For instance, even though that most calls are medical related, I still perform very throrough and detailed PHYSICAL assessments. No, not the typical "okay, can you squeeze my hands?" thank you!" and then have the gall to document and report that there is no deficits. I'm probably one of the few ACPs in Ontario, who on every respiratory call, will perform a complete physical chest assessment. Have you ever seen an ACP, or PCP for that matter percuss a chest? No. Why not? Beats the heck out of me ... chest percussion to me is as essential as a stethoscope. However, I won't do it in the back of the ambulance, purely because I can't hear as well. Secondly, since I'm disrobing the patient of most of their clothes anyways (and yes, women can leave their bra on) I do it in the privacy of their home, which I guess 'prolongs' my scene time. Also, what about spirometry? I've 'acquired' ( :lol: ) a spirometer, and routinely use it on these patients as well. All it takes is a few extra seconds and all I do is ask my local ER nurse for a few of those disposable mouth covers and bingo, another assessment tool.

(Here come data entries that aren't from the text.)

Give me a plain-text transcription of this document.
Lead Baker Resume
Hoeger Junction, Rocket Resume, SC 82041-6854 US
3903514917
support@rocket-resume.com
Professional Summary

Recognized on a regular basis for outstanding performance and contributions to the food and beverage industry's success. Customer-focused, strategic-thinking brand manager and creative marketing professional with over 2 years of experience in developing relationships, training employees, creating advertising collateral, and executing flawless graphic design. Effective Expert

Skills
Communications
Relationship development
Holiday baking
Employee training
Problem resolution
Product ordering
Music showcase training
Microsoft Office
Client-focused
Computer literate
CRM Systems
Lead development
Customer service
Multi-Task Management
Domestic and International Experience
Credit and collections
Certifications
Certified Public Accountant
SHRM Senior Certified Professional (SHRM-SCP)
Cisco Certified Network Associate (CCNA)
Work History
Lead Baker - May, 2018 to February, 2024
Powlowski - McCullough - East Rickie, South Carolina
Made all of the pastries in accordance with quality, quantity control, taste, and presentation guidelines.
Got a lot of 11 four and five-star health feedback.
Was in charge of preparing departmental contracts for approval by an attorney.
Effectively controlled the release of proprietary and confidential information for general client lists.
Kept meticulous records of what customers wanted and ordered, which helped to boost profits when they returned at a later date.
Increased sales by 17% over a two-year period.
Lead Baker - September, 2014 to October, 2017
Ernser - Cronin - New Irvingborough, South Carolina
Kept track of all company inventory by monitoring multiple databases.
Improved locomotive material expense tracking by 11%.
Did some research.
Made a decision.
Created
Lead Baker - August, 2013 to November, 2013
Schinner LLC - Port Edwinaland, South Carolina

So, this patien is complain of dyspnea, you ausculate and find the lungs are pretty clear, maybe a little shallow, SPO2 is 98% on RA, what would you think? Now, after percussion, I tell you their chest sounds a little dull and their expiratory flow is diminished ... now what do you think?

As well, I really like to sit through my calls and think, absorb what's going on and try and put it all together. How many cranial nerves are you evaluating when you speak to your patient and shine a light in their eye(s)? How many of them aren't you evaluating, what does that tell you, what doesn't that tell you, and more importantly, how does it relate to the patient in front of you?